Antonio Turiel:
El curso actual de los acontecimientos nos hace intuir
que, si no se producen acontecimientos traumáticos que lleven a una reacción
masiva y violenta (ya sea en forma de guerra o de revolución) habrá un
progresivo descenso del nivel de vida de la población, y si es lo
suficientemente paulatino la gente se irá acomodando a la nueva realidad,
perdiendo rápidamente la memoria y/o la conciencia de que en otros tiempos las
nuevas condiciones de vida hubieran sido inaceptables. No es nada insólito: en la década
de los 30 del siglo pasado una nación avanzada y culta como Alemania fue capaz
de abrazar, una parte con entusiasmo y otra parte sometida y acallada, una
aberración como el nazismo. Si el nazismo hubiera intentado ascender de golpe
en 1930 la sociedad alemana hubiera reaccionado en masa desterrándolos para
siempre fuera de las instituciones; sin embargo, un curso paulatino de los
acontecimientos modificó de tal manera las reglas y expectativas sociales que
lo que en 1930 parecía una barbaridad se aceptó como lógico y natural, ya de
grado ya a la fuerza, en 1933. Y si se mira con perspectiva histórica esos
cuatro años no son nada, son un suspiro; son básicamente el mismo tiempo que
llevamos en esta crisis económica que, como sabemos, no acabará nunca. Ya se
sabe que para hervir una rana no se la debe meter en una olla con agua
hirviendo pues saltaría fuera; lo mejor es meterla en agua fría y después ir
calentándola progresivamente: así se dejará cocer sin darse cuenta.

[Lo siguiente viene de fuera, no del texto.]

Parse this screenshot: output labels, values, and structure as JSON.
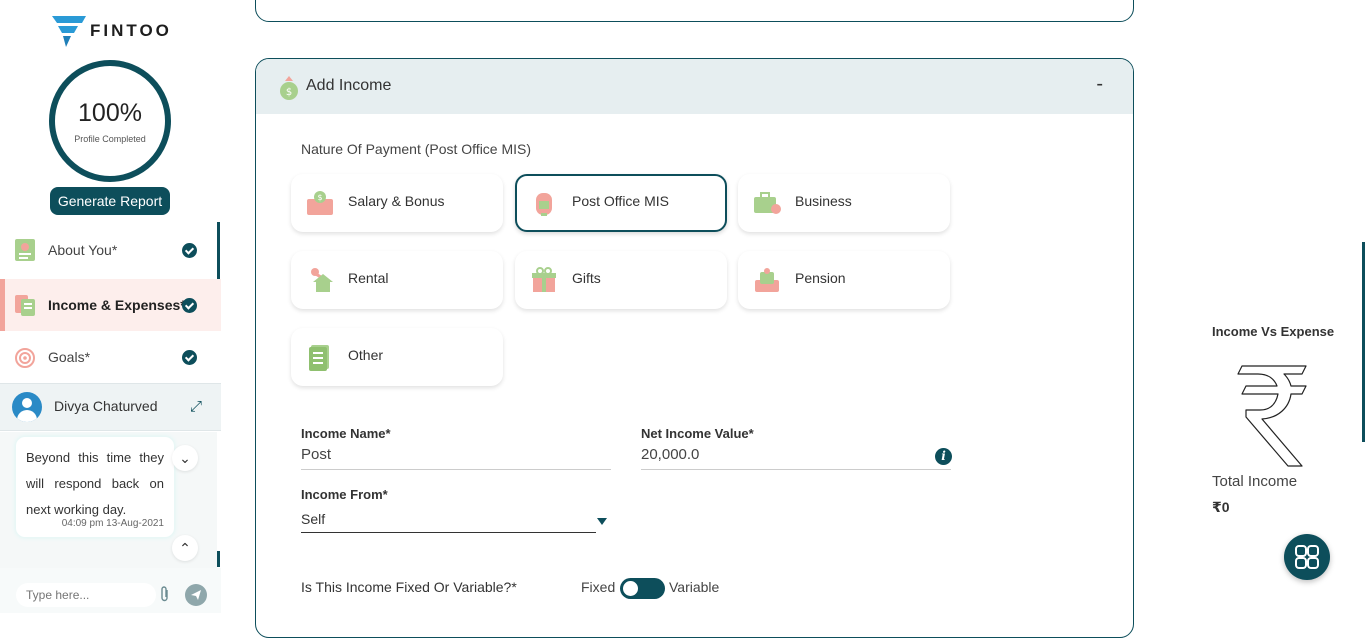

En esencia,
ese proceso lento de desintegración de la concepción de la sociedad que
tenemos ahora en los países occidentales (que incluye el Estado del Bienestar, pero también otros
valores como la libertad de expresión y de oportunidades, el Estado de Derecho,
etc.) es lo que se podría denominar La Gran Exclusión. La exclusión de la mayoría de la
ciudadanía de los beneficios sociales, de las libertades fundamentales, de la
igualdad de oportunidades (al menos, delante de la ley). La expulsión de una parte
mayoritaria de la población occidental en dirección hacia el mismo Tercer Mundo
donde vive la mayoría del planeta, pero sin salir de casa -bueno, salvo cuando sean desahuciados-. Una expulsión lo
suficientemente lenta y bien publicitada como para que los desterrados en su
propio país la interioricen como algo necesario, inevitable y hasta cierto
punto merecido por su propia falta de competencia.